GitHub Copilot now includes an asynchronous coding agent embedded directly in GitHub and accessible from VS Code—creating a powerful Agentic DevOps loop across the world’s most widely adopted coding environments.
Anchored on its core principle of developer choice and access, GitHub is also open-sourcing Copilot Chat in VS Code, improving its platform with new functionality in GitHub Models, including support for Grok 3 from xAI, and bringing agent mode to JetBrains, Eclipse, and Xcode.
“GitHub is where the world’s developers work on their projects,” said GitHubCEO Thomas Dohmke. “Now, it’s becoming the place where they collaborate with agents in a configurable, steerable, and verifiable way. It’s vital that organisations and developers are ready to embrace these agents without compromising their security posture.”
“Built around an integrated, secure, and fully customisable development environment powered by GitHub Actions, the Copilot coding agent is the most enterprise-ready of its kind—amplifying human developers with trust by design,” he added. “And these protections aren’t just for us: as the new home of AI agents, we’re making the same primitives available to partners to ensure an open ecosystem for agentic peer programming.”
The Copilot coding agent operates within GitHub’s native control layer, built in the flow of the software development life cycle. The agent starts its work when you assign a GitHub issue to Copilot or ask it to start working from Copilot Chat in VS Code. As the agent works, it pushes commits to a draft pull request, and you can track it every step of the way through the agent session logs. Developers can give feedback and ask the agent to iterate through pull request reviews.

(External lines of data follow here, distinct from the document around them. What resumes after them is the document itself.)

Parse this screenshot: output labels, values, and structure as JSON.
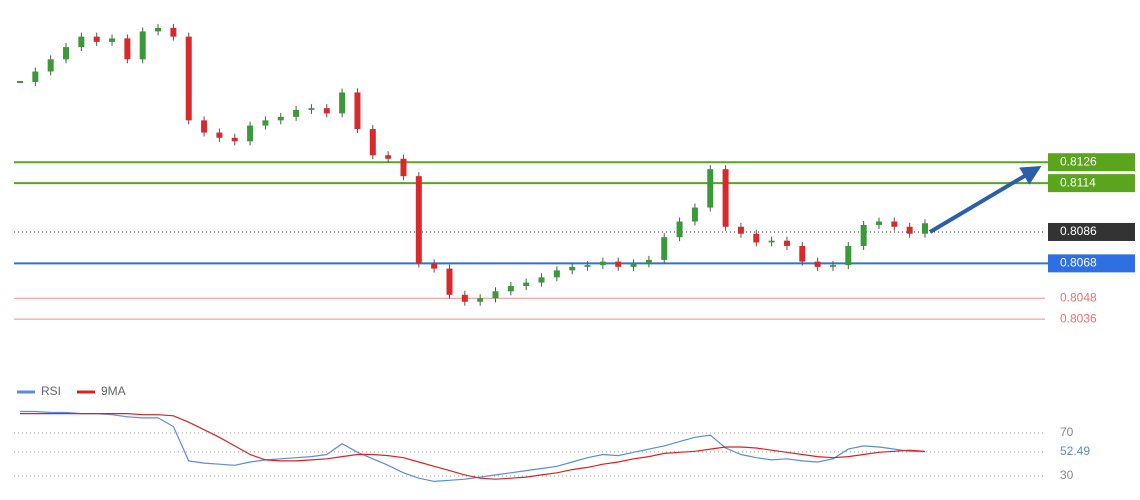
{
  "chart_data": [
    {
      "type": "candlestick",
      "ylim": [
        0.8004,
        0.8219
      ],
      "up_color": "#3a9a3a",
      "down_color": "#d9292b",
      "values": [
        0.8172,
        0.8178,
        0.8185,
        0.8192,
        0.8198,
        0.8195,
        0.8197,
        0.8185,
        0.8201,
        0.8203,
        0.8198,
        0.815,
        0.8143,
        0.814,
        0.8138,
        0.8147,
        0.815,
        0.8152,
        0.8156,
        0.8157,
        0.8154,
        0.8166,
        0.8145,
        0.813,
        0.8128,
        0.8118,
        0.8068,
        0.8065,
        0.805,
        0.8046,
        0.8048,
        0.8052,
        0.8055,
        0.8057,
        0.806,
        0.8064,
        0.8066,
        0.8067,
        0.8069,
        0.8066,
        0.8068,
        0.807,
        0.8083,
        0.8092,
        0.81,
        0.8122,
        0.8089,
        0.8085,
        0.808,
        0.8081,
        0.8078,
        0.8069,
        0.8066,
        0.8067,
        0.8078,
        0.809,
        0.8092,
        0.8089,
        0.8085,
        0.8091
      ],
      "levels": [
        {
          "value": 0.8126,
          "color": "#5aa51d",
          "line": "solid",
          "box": true
        },
        {
          "value": 0.8114,
          "color": "#5aa51d",
          "line": "solid",
          "box": true
        },
        {
          "value": 0.8086,
          "color": "#333333",
          "line": "dotted",
          "box": true
        },
        {
          "value": 0.8068,
          "color": "#2f6fe4",
          "line": "solid",
          "box": true
        },
        {
          "value": 0.8048,
          "color": "#f07070",
          "line": "solid",
          "box": false
        },
        {
          "value": 0.8036,
          "color": "#f07070",
          "line": "solid",
          "box": false
        }
      ]
    },
    {
      "type": "line",
      "ylim": [
        17,
        96
      ],
      "yticks": [
        30,
        70
      ],
      "series": [
        {
          "name": "RSI",
          "color": "#5b8be0",
          "values": [
            90,
            90,
            89,
            89,
            88,
            88,
            87,
            85,
            84,
            84,
            76,
            44,
            42,
            41,
            40,
            43,
            45,
            46,
            47,
            48,
            50,
            60,
            52,
            46,
            40,
            33,
            28,
            25,
            26,
            27,
            29,
            31,
            33,
            35,
            37,
            39,
            43,
            47,
            50,
            49,
            52,
            55,
            58,
            62,
            66,
            68,
            56,
            50,
            47,
            45,
            46,
            44,
            43,
            46,
            55,
            58,
            57,
            55,
            53,
            52.49
          ]
        },
        {
          "name": "9MA",
          "color": "#e02020",
          "values": [
            88,
            88,
            88,
            88,
            88,
            88,
            88,
            88,
            87,
            87,
            86,
            80,
            73,
            66,
            58,
            50,
            45,
            44,
            44,
            45,
            46,
            48,
            50,
            50,
            49,
            47,
            43,
            39,
            35,
            31,
            28,
            27,
            28,
            29,
            31,
            33,
            36,
            38,
            41,
            43,
            46,
            48,
            51,
            52,
            53,
            55,
            57,
            57,
            56,
            54,
            52,
            50,
            48,
            47,
            48,
            50,
            52,
            53,
            54,
            53
          ]
        }
      ]
    }
  ]
}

The agent is expressly designed to preserve your existing security posture, with additional built-in features like branch protections and controlled internet access to ensure safe and policy-compliant development workflows. Plus, the agent’s pull requests require human approval before any CI/CD workflows are run, creating an extra protection control for the build and deployment environment.

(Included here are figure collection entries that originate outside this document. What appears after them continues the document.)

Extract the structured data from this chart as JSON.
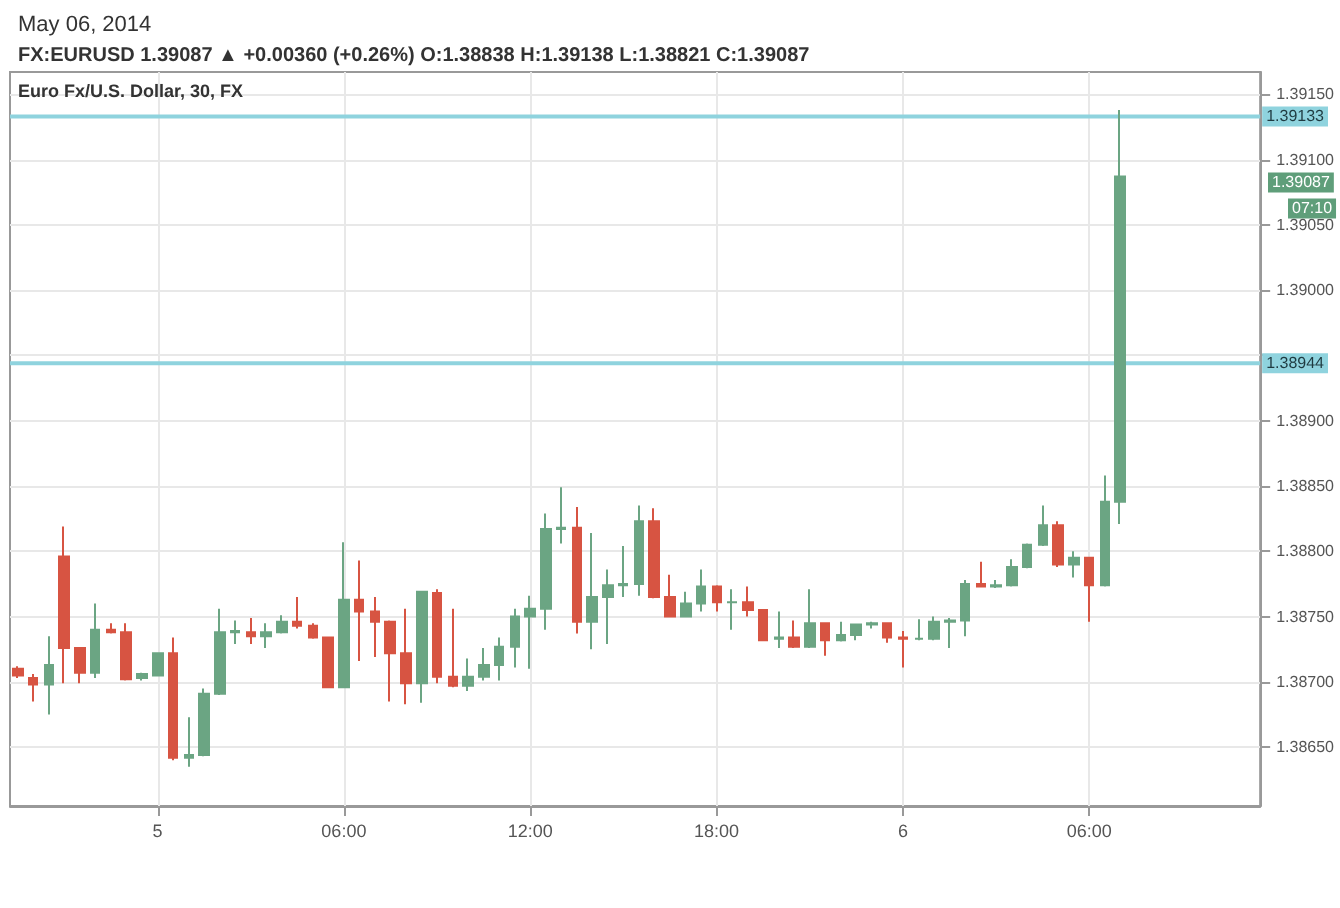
{
  "chart_data": {
    "type": "candlestick",
    "title": "May 06, 2014",
    "subtitle": "FX:EURUSD 1.39087 ▲ +0.00360 (+0.26%) O:1.38838 H:1.39138 L:1.38821 C:1.39087",
    "x": [
      "2014-05-04T19:30",
      "2014-05-04T20:00",
      "2014-05-04T20:30",
      "2014-05-04T21:00",
      "2014-05-04T21:30",
      "2014-05-04T22:00",
      "2014-05-04T22:30",
      "2014-05-04T23:00",
      "2014-05-04T23:30",
      "2014-05-05T00:00",
      "2014-05-05T00:30",
      "2014-05-05T01:00",
      "2014-05-05T01:30",
      "2014-05-05T02:00",
      "2014-05-05T02:30",
      "2014-05-05T03:00",
      "2014-05-05T03:30",
      "2014-05-05T04:00",
      "2014-05-05T04:30",
      "2014-05-05T05:00",
      "2014-05-05T05:30",
      "2014-05-05T06:00",
      "2014-05-05T06:30",
      "2014-05-05T07:00",
      "2014-05-05T07:30",
      "2014-05-05T08:00",
      "2014-05-05T08:30",
      "2014-05-05T09:00",
      "2014-05-05T09:30",
      "2014-05-05T10:00",
      "2014-05-05T10:30",
      "2014-05-05T11:00",
      "2014-05-05T11:30",
      "2014-05-05T12:00",
      "2014-05-05T12:30",
      "2014-05-05T13:00",
      "2014-05-05T13:30",
      "2014-05-05T14:00",
      "2014-05-05T14:30",
      "2014-05-05T15:00",
      "2014-05-05T15:30",
      "2014-05-05T16:00",
      "2014-05-05T16:30",
      "2014-05-05T17:00",
      "2014-05-05T17:30",
      "2014-05-05T18:00",
      "2014-05-05T18:30",
      "2014-05-05T19:00",
      "2014-05-05T19:30",
      "2014-05-05T20:00",
      "2014-05-05T20:30",
      "2014-05-05T21:00",
      "2014-05-05T21:30",
      "2014-05-05T22:00",
      "2014-05-05T22:30",
      "2014-05-05T23:00",
      "2014-05-05T23:30",
      "2014-05-06T00:00",
      "2014-05-06T00:30",
      "2014-05-06T01:00",
      "2014-05-06T01:30",
      "2014-05-06T02:00",
      "2014-05-06T02:30",
      "2014-05-06T03:00",
      "2014-05-06T03:30",
      "2014-05-06T04:00",
      "2014-05-06T04:30",
      "2014-05-06T05:00",
      "2014-05-06T05:30",
      "2014-05-06T06:00",
      "2014-05-06T06:30",
      "2014-05-06T07:00"
    ],
    "ohlc": [
      [
        1.3871,
        1.38712,
        1.38703,
        1.38705
      ],
      [
        1.38703,
        1.38706,
        1.38685,
        1.38698
      ],
      [
        1.38698,
        1.38735,
        1.38675,
        1.38713
      ],
      [
        1.38796,
        1.38819,
        1.38699,
        1.38726
      ],
      [
        1.38726,
        1.38726,
        1.38699,
        1.38707
      ],
      [
        1.38707,
        1.3876,
        1.38703,
        1.3874
      ],
      [
        1.3874,
        1.38745,
        1.38737,
        1.38738
      ],
      [
        1.38738,
        1.38745,
        1.38701,
        1.38702
      ],
      [
        1.38703,
        1.38707,
        1.38701,
        1.38706
      ],
      [
        1.38705,
        1.38722,
        1.38705,
        1.38722
      ],
      [
        1.38722,
        1.38734,
        1.3864,
        1.38642
      ],
      [
        1.38642,
        1.38673,
        1.38635,
        1.38644
      ],
      [
        1.38644,
        1.38695,
        1.38643,
        1.38691
      ],
      [
        1.38691,
        1.38756,
        1.3869,
        1.38738
      ],
      [
        1.38738,
        1.38747,
        1.38729,
        1.38739
      ],
      [
        1.38738,
        1.38749,
        1.38729,
        1.38735
      ],
      [
        1.38735,
        1.38745,
        1.38726,
        1.38738
      ],
      [
        1.38738,
        1.38751,
        1.38737,
        1.38746
      ],
      [
        1.38746,
        1.38765,
        1.38741,
        1.38743
      ],
      [
        1.38743,
        1.38745,
        1.38733,
        1.38734
      ],
      [
        1.38734,
        1.38734,
        1.38696,
        1.38696
      ],
      [
        1.38696,
        1.38807,
        1.38696,
        1.38763
      ],
      [
        1.38763,
        1.38793,
        1.38716,
        1.38754
      ],
      [
        1.38754,
        1.38765,
        1.38719,
        1.38746
      ],
      [
        1.38746,
        1.38747,
        1.38685,
        1.38722
      ],
      [
        1.38722,
        1.38756,
        1.38683,
        1.38699
      ],
      [
        1.38699,
        1.38769,
        1.38684,
        1.38769
      ],
      [
        1.38768,
        1.38771,
        1.38699,
        1.38704
      ],
      [
        1.38704,
        1.38756,
        1.38696,
        1.38697
      ],
      [
        1.38697,
        1.38718,
        1.38693,
        1.38704
      ],
      [
        1.38704,
        1.38726,
        1.38701,
        1.38713
      ],
      [
        1.38713,
        1.38734,
        1.38701,
        1.38727
      ],
      [
        1.38727,
        1.38756,
        1.38711,
        1.3875
      ],
      [
        1.3875,
        1.38766,
        1.3871,
        1.38756
      ],
      [
        1.38756,
        1.38829,
        1.3874,
        1.38817
      ],
      [
        1.38817,
        1.38849,
        1.38806,
        1.38818
      ],
      [
        1.38818,
        1.38834,
        1.38737,
        1.38746
      ],
      [
        1.38746,
        1.38814,
        1.38725,
        1.38765
      ],
      [
        1.38765,
        1.38786,
        1.38729,
        1.38774
      ],
      [
        1.38774,
        1.38804,
        1.38765,
        1.38775
      ],
      [
        1.38775,
        1.38835,
        1.38766,
        1.38823
      ],
      [
        1.38823,
        1.38833,
        1.38764,
        1.38765
      ],
      [
        1.38765,
        1.38782,
        1.3875,
        1.3875
      ],
      [
        1.3875,
        1.38769,
        1.3875,
        1.3876
      ],
      [
        1.3876,
        1.38786,
        1.38754,
        1.38773
      ],
      [
        1.38773,
        1.38774,
        1.38754,
        1.38761
      ],
      [
        1.38761,
        1.38771,
        1.3874,
        1.38761
      ],
      [
        1.38761,
        1.38773,
        1.3875,
        1.38755
      ],
      [
        1.38755,
        1.38755,
        1.38732,
        1.38732
      ],
      [
        1.38733,
        1.38754,
        1.38726,
        1.38734
      ],
      [
        1.38734,
        1.38747,
        1.38726,
        1.38727
      ],
      [
        1.38727,
        1.38771,
        1.38726,
        1.38745
      ],
      [
        1.38745,
        1.38745,
        1.3872,
        1.38732
      ],
      [
        1.38732,
        1.38746,
        1.38731,
        1.38736
      ],
      [
        1.38736,
        1.38744,
        1.38732,
        1.38744
      ],
      [
        1.38744,
        1.38746,
        1.38741,
        1.38745
      ],
      [
        1.38745,
        1.38745,
        1.3873,
        1.38734
      ],
      [
        1.38734,
        1.38739,
        1.38711,
        1.38733
      ],
      [
        1.38733,
        1.38748,
        1.38732,
        1.38733
      ],
      [
        1.38733,
        1.3875,
        1.38732,
        1.38746
      ],
      [
        1.38746,
        1.38749,
        1.38726,
        1.38747
      ],
      [
        1.38747,
        1.38778,
        1.38735,
        1.38775
      ],
      [
        1.38775,
        1.38792,
        1.38773,
        1.38773
      ],
      [
        1.38773,
        1.38778,
        1.38772,
        1.38774
      ],
      [
        1.38774,
        1.38794,
        1.38773,
        1.38788
      ],
      [
        1.38788,
        1.38806,
        1.38787,
        1.38805
      ],
      [
        1.38805,
        1.38835,
        1.38804,
        1.3882
      ],
      [
        1.3882,
        1.38823,
        1.38788,
        1.3879
      ],
      [
        1.3879,
        1.388,
        1.3878,
        1.38795
      ],
      [
        1.38795,
        1.38795,
        1.38746,
        1.38774
      ],
      [
        1.38774,
        1.38858,
        1.38773,
        1.38838
      ],
      [
        1.38838,
        1.39138,
        1.38821,
        1.39087
      ]
    ],
    "colors": [
      "#d75442",
      "#d75442",
      "#6ba583",
      "#d75442",
      "#d75442",
      "#6ba583",
      "#d75442",
      "#d75442",
      "#6ba583",
      "#6ba583",
      "#d75442",
      "#6ba583",
      "#6ba583",
      "#6ba583",
      "#6ba583",
      "#d75442",
      "#6ba583",
      "#6ba583",
      "#d75442",
      "#d75442",
      "#d75442",
      "#6ba583",
      "#d75442",
      "#d75442",
      "#d75442",
      "#d75442",
      "#6ba583",
      "#d75442",
      "#d75442",
      "#6ba583",
      "#6ba583",
      "#6ba583",
      "#6ba583",
      "#6ba583",
      "#6ba583",
      "#6ba583",
      "#d75442",
      "#6ba583",
      "#6ba583",
      "#6ba583",
      "#6ba583",
      "#d75442",
      "#d75442",
      "#6ba583",
      "#6ba583",
      "#d75442",
      "#6ba583",
      "#d75442",
      "#d75442",
      "#6ba583",
      "#d75442",
      "#6ba583",
      "#d75442",
      "#6ba583",
      "#6ba583",
      "#6ba583",
      "#d75442",
      "#d75442",
      "#6ba583",
      "#6ba583",
      "#6ba583",
      "#6ba583",
      "#d75442",
      "#6ba583",
      "#6ba583",
      "#6ba583",
      "#6ba583",
      "#d75442",
      "#6ba583",
      "#d75442",
      "#6ba583",
      "#6ba583"
    ],
    "xlim": [
      "2014-05-04T19:15",
      "2014-05-06T11:30"
    ],
    "xticks": [
      {
        "value": "2014-05-05T00:00",
        "label": "5"
      },
      {
        "value": "2014-05-05T06:00",
        "label": "06:00"
      },
      {
        "value": "2014-05-05T12:00",
        "label": "12:00"
      },
      {
        "value": "2014-05-05T18:00",
        "label": "18:00"
      },
      {
        "value": "2014-05-06T00:00",
        "label": "6"
      },
      {
        "value": "2014-05-06T06:00",
        "label": "06:00"
      }
    ],
    "ylim": [
      1.38605,
      1.39167
    ],
    "yticks": [
      {
        "value": 1.3865,
        "label": "1.38650"
      },
      {
        "value": 1.387,
        "label": "1.38700"
      },
      {
        "value": 1.3875,
        "label": "1.38750"
      },
      {
        "value": 1.388,
        "label": "1.38800"
      },
      {
        "value": 1.3885,
        "label": "1.38850"
      },
      {
        "value": 1.389,
        "label": "1.38900"
      },
      {
        "value": 1.3895,
        "label": null
      },
      {
        "value": 1.39,
        "label": "1.39000"
      },
      {
        "value": 1.3905,
        "label": "1.39050"
      },
      {
        "value": 1.391,
        "label": "1.39100"
      },
      {
        "value": 1.3915,
        "label": "1.39150"
      }
    ],
    "ref_lines": [
      {
        "axis": "y",
        "value": 1.39133,
        "label": "1.39133",
        "color": "#8fd3de"
      },
      {
        "axis": "y",
        "value": 1.38944,
        "label": "1.38944",
        "color": "#8fd3de"
      }
    ],
    "annotations": [
      "Euro Fx/U.S. Dollar, 30, FX",
      "1.39087",
      "07:10"
    ],
    "grid": true
  }
}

With the power of Model Context Protocol (MCP), teams can give the coding agent access to data and capabilities from outside of GitHub. MCP servers can be configured in the repository’s settings.
All SWE agents need a compute environment to do their work. The Copilot coding agent gets to work by spinning up a secure, fully customisable development environment powered by GitHub Actions. Introduced in 2018, Actions is the largest CI/CD ecosystem in the world, with more than 25,000 actions in the GitHub Marketplace. Every weekday, GitHub-hosted and self-hosted runners execute more than 40 million daily jobs. By using GitHub Actions, Copilot uses a familiar and powerful compute platform that’s both reliable and secure. GitHub Actions is already powering the world’s open source, started, and large enterprises at scale.
The Copilot coding agent is available in preview to all Copilot Enterprise and Copilot Pro+ users. Using the agent consumes Copilot premium requests from a user’s entitlements, included in their Copilot subscription, plus GitHub Actions minutes, which also have an included allowance for every customer.
GitHub also announced new AI capabilities that enable developers to securely build and deploy with greater flexibility and efficiency, including:
- Opening up Copilot: Starting next month, Github will begin open-sourcing the GitHub Copilot Chat extension under MIT license, followed by a gradual integration of key AI capabilities directly into VS Code core.
- Extended GitHub models: Every GitHub user can now enable the Models tab in any repository to build, test, and manage AI features in one place. With prompt management, lightweight evaluations, and enterprise controls, developers can experiment, build, and deploy using industry-leading models on GitHub, with governance and security built in.
- Welcoming Grok to GitHub models: xAI’s Grok 3 is now available in GitHub Models.
- Expanded agent mode: Agent mode is now rolling out in JetBrains, Eclipse, and Xcode in public preview to all Copilot users, extending Copilot to developers’ preferred environments.